La voluntad de Dios

Creo que ningún cristiano pone en duda que la voluntad de Dios es que seamos felices. Pero reflexionemos esto desde otro ángulo tan evangélico como el anterior: el precepto divino de aceptar la voluntad de Dios. Inmediatamente lo asociamos a lo que nos cuesta vivir como cristianos auténticos, a las múltiples veces que tenemos que actuar contra corriente, a la sensación de dificultad y malestar que nos produce cumplir con su voluntad… ¿Cómo casa la voluntad de Dios, que nos ha creado para la felicidad plena, con la sensación de que “todo lo rico y placentero es malo para la salud o es pecado”?

No es la primera vez que toco este asunto, pero es que creo que tras la aceptación está la verdadera fe, y el crecimiento humano y cristiano.

Si nos vamos a lo esencial, el comportamiento que propone el Evangelio, en primer lugar, nace del amor de Dios a cada uno de nosotros.
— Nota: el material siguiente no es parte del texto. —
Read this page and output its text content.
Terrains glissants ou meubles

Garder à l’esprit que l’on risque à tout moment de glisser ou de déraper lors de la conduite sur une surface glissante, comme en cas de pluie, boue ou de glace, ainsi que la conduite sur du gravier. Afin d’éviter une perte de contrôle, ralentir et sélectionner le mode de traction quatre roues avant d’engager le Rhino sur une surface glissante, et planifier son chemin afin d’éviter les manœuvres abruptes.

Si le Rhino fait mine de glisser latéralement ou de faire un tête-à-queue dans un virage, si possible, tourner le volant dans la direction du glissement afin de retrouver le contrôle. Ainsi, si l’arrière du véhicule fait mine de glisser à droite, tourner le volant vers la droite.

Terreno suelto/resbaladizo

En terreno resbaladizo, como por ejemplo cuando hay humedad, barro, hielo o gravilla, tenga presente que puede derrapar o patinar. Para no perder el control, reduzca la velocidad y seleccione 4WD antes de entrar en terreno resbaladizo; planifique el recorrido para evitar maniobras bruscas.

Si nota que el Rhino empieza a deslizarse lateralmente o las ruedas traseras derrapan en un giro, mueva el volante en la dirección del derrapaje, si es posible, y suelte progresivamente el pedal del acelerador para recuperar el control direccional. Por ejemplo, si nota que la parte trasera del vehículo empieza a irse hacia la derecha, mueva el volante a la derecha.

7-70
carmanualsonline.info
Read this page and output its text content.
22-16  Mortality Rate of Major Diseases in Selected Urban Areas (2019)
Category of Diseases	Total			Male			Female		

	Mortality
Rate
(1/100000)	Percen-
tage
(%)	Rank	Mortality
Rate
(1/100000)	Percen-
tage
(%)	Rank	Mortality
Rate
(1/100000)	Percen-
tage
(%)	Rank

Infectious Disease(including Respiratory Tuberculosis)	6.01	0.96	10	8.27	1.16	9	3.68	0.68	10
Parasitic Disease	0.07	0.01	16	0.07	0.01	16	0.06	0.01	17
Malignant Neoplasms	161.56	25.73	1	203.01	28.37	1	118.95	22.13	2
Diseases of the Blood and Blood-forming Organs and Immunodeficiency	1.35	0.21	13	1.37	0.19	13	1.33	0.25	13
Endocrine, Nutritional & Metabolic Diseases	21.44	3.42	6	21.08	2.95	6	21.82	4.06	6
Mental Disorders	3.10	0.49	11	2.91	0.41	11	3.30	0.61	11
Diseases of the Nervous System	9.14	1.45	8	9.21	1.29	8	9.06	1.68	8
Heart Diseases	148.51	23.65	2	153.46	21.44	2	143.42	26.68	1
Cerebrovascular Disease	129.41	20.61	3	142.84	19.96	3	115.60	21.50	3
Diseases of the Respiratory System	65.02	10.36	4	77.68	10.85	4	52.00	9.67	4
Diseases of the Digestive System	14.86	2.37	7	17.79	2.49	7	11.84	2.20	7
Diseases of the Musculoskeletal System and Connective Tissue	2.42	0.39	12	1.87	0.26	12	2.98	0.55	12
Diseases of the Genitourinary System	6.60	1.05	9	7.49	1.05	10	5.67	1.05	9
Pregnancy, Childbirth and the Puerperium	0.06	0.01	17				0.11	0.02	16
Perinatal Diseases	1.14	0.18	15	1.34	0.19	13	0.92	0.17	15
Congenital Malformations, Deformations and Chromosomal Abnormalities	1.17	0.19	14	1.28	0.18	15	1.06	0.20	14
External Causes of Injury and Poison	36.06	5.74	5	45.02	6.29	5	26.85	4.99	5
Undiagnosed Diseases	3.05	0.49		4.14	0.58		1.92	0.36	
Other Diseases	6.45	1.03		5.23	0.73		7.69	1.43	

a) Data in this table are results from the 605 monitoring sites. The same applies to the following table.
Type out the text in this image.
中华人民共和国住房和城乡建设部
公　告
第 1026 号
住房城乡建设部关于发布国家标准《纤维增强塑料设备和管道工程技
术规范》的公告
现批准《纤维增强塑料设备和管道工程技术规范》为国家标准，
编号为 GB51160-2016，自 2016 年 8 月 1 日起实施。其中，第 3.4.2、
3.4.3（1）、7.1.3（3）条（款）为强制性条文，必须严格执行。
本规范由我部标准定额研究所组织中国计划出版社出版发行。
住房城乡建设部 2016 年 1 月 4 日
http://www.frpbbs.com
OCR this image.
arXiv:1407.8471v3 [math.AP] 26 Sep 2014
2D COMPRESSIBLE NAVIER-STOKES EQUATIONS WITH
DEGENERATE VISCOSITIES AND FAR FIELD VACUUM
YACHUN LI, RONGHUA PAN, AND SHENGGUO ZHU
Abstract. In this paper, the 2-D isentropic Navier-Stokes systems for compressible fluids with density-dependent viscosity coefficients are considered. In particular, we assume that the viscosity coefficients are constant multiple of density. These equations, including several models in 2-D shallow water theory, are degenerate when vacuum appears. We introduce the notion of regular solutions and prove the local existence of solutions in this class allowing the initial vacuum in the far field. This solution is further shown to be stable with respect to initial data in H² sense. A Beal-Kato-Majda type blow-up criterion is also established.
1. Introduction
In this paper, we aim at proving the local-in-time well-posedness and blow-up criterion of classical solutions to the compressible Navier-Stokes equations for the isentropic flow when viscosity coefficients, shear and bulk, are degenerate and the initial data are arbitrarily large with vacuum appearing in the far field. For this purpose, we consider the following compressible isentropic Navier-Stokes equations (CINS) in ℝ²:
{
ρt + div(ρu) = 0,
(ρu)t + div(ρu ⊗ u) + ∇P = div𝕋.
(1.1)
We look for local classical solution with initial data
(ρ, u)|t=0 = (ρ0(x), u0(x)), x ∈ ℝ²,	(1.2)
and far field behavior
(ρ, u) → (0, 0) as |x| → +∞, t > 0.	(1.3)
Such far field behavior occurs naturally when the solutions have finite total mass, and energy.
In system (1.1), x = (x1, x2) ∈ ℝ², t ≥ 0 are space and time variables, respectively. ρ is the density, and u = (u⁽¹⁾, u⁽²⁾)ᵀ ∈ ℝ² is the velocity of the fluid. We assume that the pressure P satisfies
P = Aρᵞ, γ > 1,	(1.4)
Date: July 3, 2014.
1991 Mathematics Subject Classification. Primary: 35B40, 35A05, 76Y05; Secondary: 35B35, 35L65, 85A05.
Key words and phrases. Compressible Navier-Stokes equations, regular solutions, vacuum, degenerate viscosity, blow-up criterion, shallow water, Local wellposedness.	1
Y no hay amor mayor. En segundo lugar, cada cumplimiento de sus normas supone un crecimiento personal, un acercamiento a la mejor posibilidad de uno mismo. En tercer lugar, cada pecado, cada transgresión evangélica, al que primero le hace daño es al pecador porque le empobrece, le seca la fuente de su mejor humanidad. El no-bien de cada desamor que generamos a nuestro alrededor, supone un ataque a nuestra íntima fuente de felicidad y alegría; no solo a la de los demás, con lo que resulta doblemente pernicioso.

Se nos prohíbe comer la manzana del Edén precisamente porque nos hace daño. Igual que se nos prohíben ciertos alimentos estupendos cuando padecemos determinadas enfermedades; se nos invita a vencer la pereza y hacer ejercicio para eliminar toxinas, o se nos infringe un gran dolor al ponernos el hueso roto en su sitio…

Dios no vino a redimirnos nuestros pecados desde la acusación y el reproche; el Padre sabe muy bien que nuestra textura está hecha de barro. Dios no vino a anunciar la redención en plan acusador buscando la humillación del pecador. Nos lo mostró muy bien en la parábola de la adúltera y, sobre todo, en la parábola del Padre, mal llamada del Hijo pródigo. Solo nos pide que seamos humildemente conscientes del barro de nuestra condición imperfecta y pecadora, para que le hagamos sitio al amor de Dios.

Toda la voluntad de Dios va encaminada a nuestra felicidad. Ocurren contratiempos, llegan dificultades, tenemos limitaciones; todos, sin excepción. Dios Hijo también las tuvo como hombre porque lo aceptó por amor. Forman parte de la condición humana, entremezcladas con la libertad que Dios nos regala para optar ante las circunstancias. Y cada vez que hacemos “conforme a la voluntad de Dios” significará que actuamos en nuestro propio beneficio. Nos falta fe, claro, porque forma parte del barro que estamos hechos. Si les pasó lo mismo a los discípulos, que convivieron con el Maestro… ¿No nos va a pasar a nosotros igual?

Por tanto, menos sentirnos culpables y más actuar con agradecimiento ante el perdón amoroso de Dios, a la manera de cómo actuó el padre de la parábola con sus dos hijos (no solo con el que dilapidó sus bienes de mala manera). Vivamos una vida cristiana conscientes de la cantidad de regalos que Dios nos hace ¡cada día!, centrados en la implantación del Reino en nuestro interior, desde la conversión, para irradiar el Reino a los que nos rodean.

Se trata de dejarnos invadir por Dios con su proyecto: nuestra felicidad imitando a Cristo en todo, sin olvidar que él destacó por su fidelidad al Padre en forma de misericordia y perdón, generando alegría y amor por donde pasaba; con la mano tendida, hasta el final, a quienes estuvieron emperrados en que semejante estilo de vida debía acabar cuanto antes.